I have also come across a rarely mentioned political philosophy recently and wonder if others have any familarity with it’s influence in Australia.
The following link is to an abstract only ( sorry ) but the concept is agricultural fundamentalism.
http://www.jstor.org/pss/1236055
Even more groovy is that Cato the Censor was the originator of it’s basic concepts
http://newcrop.hort.purdue.edu/newcrop/history/lecture19/lec19.html
The section on Cato is about halfway down.
Adrien at 5, you do realise I suppose that Barnaby was born and raised south of the border.
The sort of rural business that Barnaby is mostly for supporting is the small family owned farm. He believes the Nationals are the true party of small business. He is a small business accountant himself.

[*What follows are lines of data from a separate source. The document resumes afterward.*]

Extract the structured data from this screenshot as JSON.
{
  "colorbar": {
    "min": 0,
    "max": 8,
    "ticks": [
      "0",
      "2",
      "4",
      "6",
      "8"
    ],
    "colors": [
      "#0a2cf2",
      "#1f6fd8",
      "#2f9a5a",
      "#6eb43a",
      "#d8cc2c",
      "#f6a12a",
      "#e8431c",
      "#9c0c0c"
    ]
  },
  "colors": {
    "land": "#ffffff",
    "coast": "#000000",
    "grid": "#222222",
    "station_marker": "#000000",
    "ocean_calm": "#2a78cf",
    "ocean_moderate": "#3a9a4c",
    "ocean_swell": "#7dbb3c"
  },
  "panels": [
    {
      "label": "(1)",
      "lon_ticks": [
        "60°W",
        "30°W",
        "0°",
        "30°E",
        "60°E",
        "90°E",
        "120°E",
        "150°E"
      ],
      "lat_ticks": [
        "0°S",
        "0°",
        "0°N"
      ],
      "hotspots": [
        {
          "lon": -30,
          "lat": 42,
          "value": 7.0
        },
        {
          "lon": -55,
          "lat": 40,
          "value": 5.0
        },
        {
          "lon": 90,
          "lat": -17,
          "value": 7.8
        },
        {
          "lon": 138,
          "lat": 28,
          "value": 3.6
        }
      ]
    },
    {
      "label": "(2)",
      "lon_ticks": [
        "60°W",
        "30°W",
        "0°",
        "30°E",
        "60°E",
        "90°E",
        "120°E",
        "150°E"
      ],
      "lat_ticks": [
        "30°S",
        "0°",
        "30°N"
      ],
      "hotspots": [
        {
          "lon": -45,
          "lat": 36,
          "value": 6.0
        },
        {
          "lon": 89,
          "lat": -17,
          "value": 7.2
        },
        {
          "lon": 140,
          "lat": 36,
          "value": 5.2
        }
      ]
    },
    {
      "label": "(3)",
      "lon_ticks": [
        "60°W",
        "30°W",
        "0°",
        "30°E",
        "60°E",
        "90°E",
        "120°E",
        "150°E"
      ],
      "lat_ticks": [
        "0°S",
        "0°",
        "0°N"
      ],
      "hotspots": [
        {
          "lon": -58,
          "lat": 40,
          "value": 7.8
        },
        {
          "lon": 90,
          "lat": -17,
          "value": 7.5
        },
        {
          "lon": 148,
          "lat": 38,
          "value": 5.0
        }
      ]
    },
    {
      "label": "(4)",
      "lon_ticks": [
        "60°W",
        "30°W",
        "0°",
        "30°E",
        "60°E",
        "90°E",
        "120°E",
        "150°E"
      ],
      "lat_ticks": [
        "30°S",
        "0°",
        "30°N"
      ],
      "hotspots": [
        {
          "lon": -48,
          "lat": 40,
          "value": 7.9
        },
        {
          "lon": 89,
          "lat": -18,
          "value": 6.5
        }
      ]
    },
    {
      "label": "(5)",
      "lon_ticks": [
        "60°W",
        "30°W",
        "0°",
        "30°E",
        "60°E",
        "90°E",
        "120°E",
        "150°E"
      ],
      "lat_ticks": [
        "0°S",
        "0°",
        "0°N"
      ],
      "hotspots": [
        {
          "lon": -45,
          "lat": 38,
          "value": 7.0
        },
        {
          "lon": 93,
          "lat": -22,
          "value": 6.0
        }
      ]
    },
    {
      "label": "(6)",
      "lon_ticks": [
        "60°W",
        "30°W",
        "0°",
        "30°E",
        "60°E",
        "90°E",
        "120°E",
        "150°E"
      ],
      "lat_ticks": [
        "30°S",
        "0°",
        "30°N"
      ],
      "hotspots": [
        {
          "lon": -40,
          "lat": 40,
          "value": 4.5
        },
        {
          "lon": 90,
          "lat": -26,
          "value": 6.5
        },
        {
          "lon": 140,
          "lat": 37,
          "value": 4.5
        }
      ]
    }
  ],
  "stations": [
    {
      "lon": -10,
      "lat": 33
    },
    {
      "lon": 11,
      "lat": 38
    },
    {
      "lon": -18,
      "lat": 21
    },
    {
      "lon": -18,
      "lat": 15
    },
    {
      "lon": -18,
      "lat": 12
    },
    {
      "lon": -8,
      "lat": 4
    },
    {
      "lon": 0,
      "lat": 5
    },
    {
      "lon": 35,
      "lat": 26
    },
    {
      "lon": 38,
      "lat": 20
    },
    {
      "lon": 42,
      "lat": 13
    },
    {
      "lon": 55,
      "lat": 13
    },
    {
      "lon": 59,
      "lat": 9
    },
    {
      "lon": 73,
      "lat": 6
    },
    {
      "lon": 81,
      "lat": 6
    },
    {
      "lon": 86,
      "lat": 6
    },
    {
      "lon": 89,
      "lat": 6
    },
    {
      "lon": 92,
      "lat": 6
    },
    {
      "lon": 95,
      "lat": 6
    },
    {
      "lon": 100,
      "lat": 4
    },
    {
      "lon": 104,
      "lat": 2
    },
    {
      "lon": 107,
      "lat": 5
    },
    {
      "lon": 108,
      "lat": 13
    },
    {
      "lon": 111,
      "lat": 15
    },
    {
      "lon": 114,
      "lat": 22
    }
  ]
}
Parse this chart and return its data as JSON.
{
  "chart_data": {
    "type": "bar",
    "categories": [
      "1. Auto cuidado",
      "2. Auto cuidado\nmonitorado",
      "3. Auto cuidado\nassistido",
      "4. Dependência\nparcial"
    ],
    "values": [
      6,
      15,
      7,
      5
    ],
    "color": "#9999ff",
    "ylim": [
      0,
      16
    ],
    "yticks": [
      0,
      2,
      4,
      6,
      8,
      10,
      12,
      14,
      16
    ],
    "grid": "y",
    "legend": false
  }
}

Some readers here seem to think that all farms are huge rural fiefdoms employing hundreds (maybe Kerry Packer’s was). Go visit a family dairy and be in for a shock.
It is Labor and Liberal that truly support big business. Libs are pro the biggest business winning and Labor only wants to support big unionised companies like Coles and Woolies, not the family corner store.
On the desk issue, the actual growers want a single desk. If you local silo/port facilities are owned by one of even 4 companies you can hardly pay the huge freight costs to find the next port to negotiate a price for all your grain. You will have to take what they offer you – in the best interest of their stock brokers – not growers. This is ideologically driven nonsense by the Libs.
Merger, no merger it won’t matter. Without a change in outlook and approach you will still have the same failed ‘Party’ in whatever form that will not have learnt from its lessons and the people will reject once again and again and again.
Perhaps Mal Brough and his more moderate executive will change the outlook of the Liberals and provide them with a chance to succeed for once by offering people something that they would like.